Background: Myasthenia Gravis (MG) is a rare autoimmune disease presenting with auto-antibodies that affect the neuromuscular junction. In addition to symptomatic treatment options, novel therapeutics include monoclonal antibodies (mAbs). IMGT (R), the international ImMunoGeneTics information system (R), extends the characterization of therapeutic antibodies with a systematic description of their mechanisms of action (MOA) and makes them available through its database for mAbs and fusion proteins, IMGT/mAb-DB. Methods: Using available literature data combined with amino acid sequence analyses from mAbs managed in IMGT/2Dstructure-DB, the IMGT (R) protein database, biocuration allowed us to define in a standardized way descriptions of MOAs of mAbs that target molecules towards MG treatment.

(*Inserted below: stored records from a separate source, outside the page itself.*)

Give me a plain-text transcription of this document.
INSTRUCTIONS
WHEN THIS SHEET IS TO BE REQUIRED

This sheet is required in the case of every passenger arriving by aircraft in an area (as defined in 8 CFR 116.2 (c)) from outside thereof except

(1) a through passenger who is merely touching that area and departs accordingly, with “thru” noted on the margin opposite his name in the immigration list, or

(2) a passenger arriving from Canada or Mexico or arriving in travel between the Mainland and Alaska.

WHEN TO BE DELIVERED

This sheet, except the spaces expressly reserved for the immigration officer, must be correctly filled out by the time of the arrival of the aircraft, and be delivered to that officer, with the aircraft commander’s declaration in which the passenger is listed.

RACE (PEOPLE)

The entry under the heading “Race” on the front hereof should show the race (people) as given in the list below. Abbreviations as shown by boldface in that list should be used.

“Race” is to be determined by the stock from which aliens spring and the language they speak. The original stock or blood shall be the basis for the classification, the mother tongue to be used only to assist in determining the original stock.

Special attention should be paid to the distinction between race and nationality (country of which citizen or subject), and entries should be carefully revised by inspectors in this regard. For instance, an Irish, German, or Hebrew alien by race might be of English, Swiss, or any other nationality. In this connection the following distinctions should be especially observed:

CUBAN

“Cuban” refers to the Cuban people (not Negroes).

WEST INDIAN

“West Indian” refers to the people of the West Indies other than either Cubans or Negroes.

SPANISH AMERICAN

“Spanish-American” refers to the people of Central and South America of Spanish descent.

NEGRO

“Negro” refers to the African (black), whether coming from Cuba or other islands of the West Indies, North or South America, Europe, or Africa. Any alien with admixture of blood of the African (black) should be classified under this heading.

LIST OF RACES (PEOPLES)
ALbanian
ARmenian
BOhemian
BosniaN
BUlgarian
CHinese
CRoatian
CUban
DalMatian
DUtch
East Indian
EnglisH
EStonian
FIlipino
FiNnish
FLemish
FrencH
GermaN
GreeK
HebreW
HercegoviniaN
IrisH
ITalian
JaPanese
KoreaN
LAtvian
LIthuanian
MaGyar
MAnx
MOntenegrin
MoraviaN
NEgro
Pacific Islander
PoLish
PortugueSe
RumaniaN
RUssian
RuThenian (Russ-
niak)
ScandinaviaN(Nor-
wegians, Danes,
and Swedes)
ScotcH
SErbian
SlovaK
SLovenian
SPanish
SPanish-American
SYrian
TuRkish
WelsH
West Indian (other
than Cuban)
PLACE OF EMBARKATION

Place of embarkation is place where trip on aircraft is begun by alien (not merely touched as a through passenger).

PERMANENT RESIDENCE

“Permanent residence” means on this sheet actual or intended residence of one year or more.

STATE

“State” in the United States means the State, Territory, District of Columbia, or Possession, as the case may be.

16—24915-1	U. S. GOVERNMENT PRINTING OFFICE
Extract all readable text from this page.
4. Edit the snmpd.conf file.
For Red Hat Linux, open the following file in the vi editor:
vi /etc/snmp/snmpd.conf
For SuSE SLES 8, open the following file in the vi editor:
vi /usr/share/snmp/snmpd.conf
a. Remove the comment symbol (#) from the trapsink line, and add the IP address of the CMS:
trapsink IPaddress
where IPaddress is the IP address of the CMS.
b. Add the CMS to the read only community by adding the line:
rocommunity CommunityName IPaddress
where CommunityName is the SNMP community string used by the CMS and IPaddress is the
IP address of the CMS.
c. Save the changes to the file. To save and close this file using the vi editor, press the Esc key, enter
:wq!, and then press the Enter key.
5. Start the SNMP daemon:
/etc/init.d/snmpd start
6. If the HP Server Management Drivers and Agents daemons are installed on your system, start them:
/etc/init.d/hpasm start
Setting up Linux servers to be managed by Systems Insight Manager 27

Results: New therapeutic targets include FcRn and molecules such as CD38, CD40, CD19, MS4A1, and interleukin-6 receptor. A standardized graphical representation of the MOAs of selected mAbs was created and integrated within IMGT/mAb-DB. The main mechanisms involved in these mAbs are either blocking or neutralizing. Therapies directed to B cell depletion and plasma cells have a blocking MOA with an immunosuppressant effect along with Fc-effector function (MS4A1, CD38) or Fc gamma RIIb engager effect (CD19). Monoclonal antibodies targeting the complement also have a blocking MOA with a complement inhibitor effect, and treatments targeting T cells have a blocking MOA with an immunosuppressant effect (CD40) and Fc-effector function (IL6R). On the other hand, FcRn antagonists present a neutralizing MOA with an FcRn inhibitor effect. Conclusion: The MOA of each new mAb needs to be considered in association with the immunopathogenesis of each of the subtypes of MG in order to integrate the new mAbs as a viable and safe option in the therapy decision process. In IMGT/mAb-DB, mAbs for MG are characterized by their sequence, domains, and chains, and their MOA is described.